Notice that for the minimum cost spanning tree problem you may as well assume that

there's no parallel edges. You may as well assume that the graphs

are simple. If you have a bunch of parallel edges

between a given vertices, you can just throw out all but the

cheapest one. That's the only one you'll ever need.

So, moving on to the main loop, pretty obvious how many iterations we have

there. We have M iterations.

So all we need to figure out is how much work we have to do in each iteration.

So what is it each iteration needs to accomplish?

It needs to check, whether or not adding the current edge to the edges we've

already chosen creates a cycle or not. So I claim that can be done in time

linear in the number of vertices. That is it can be done in the big-O of N

time. So how do we accomplish this?

Well, we need two quick observations. First of all, and this is something we've

seen in arguments in the previous videos, checking whether or not this new edge is

going to create a cycle. Say the edge has end points U and V.

Checking for a cycle boils down to checking whether or not there's already a

path between the end points U and V, and the edges capital T that was chosen so

far. If there is a UV path already, adding

this edge will close the loop and create a cycle.

If there currently is no UV path, then adding this edge will not create a cycle.

So the second observation is well, how do we check if there's a path from U to V,

in the edges we've already chosen? Well, we already know how to do that

just. Using graph search.

So you can use breadth for a search, you can use depth for a search.

It doesn't matter. You just start at the vertex U and you

see if you have a reach of V or not. If you reach it, there's a path.

If you don't reach it, there's not a path.

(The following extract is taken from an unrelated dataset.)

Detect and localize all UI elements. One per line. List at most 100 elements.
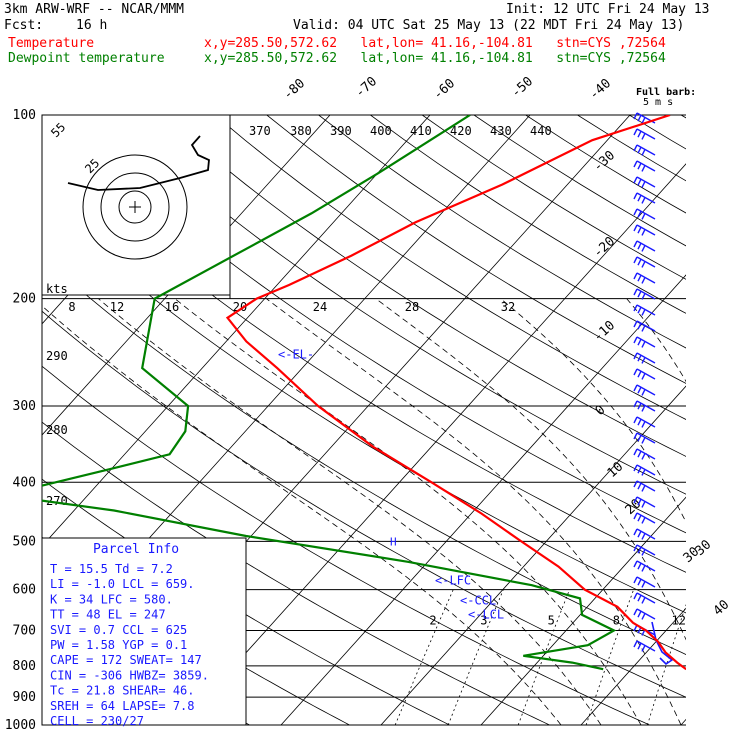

Breadth-first-search, depth-first-search, whatever.

It takes time linear, in the graph that you're searching.

And since we only need to search for the edges that are in capital T.

And there's going to be, at most, N minus one of them.

Linear time in this context means O of N. O of the number of vertices,

because that also bounds the number of edges that might be in capital T.

The edges that we're searching for are pathing.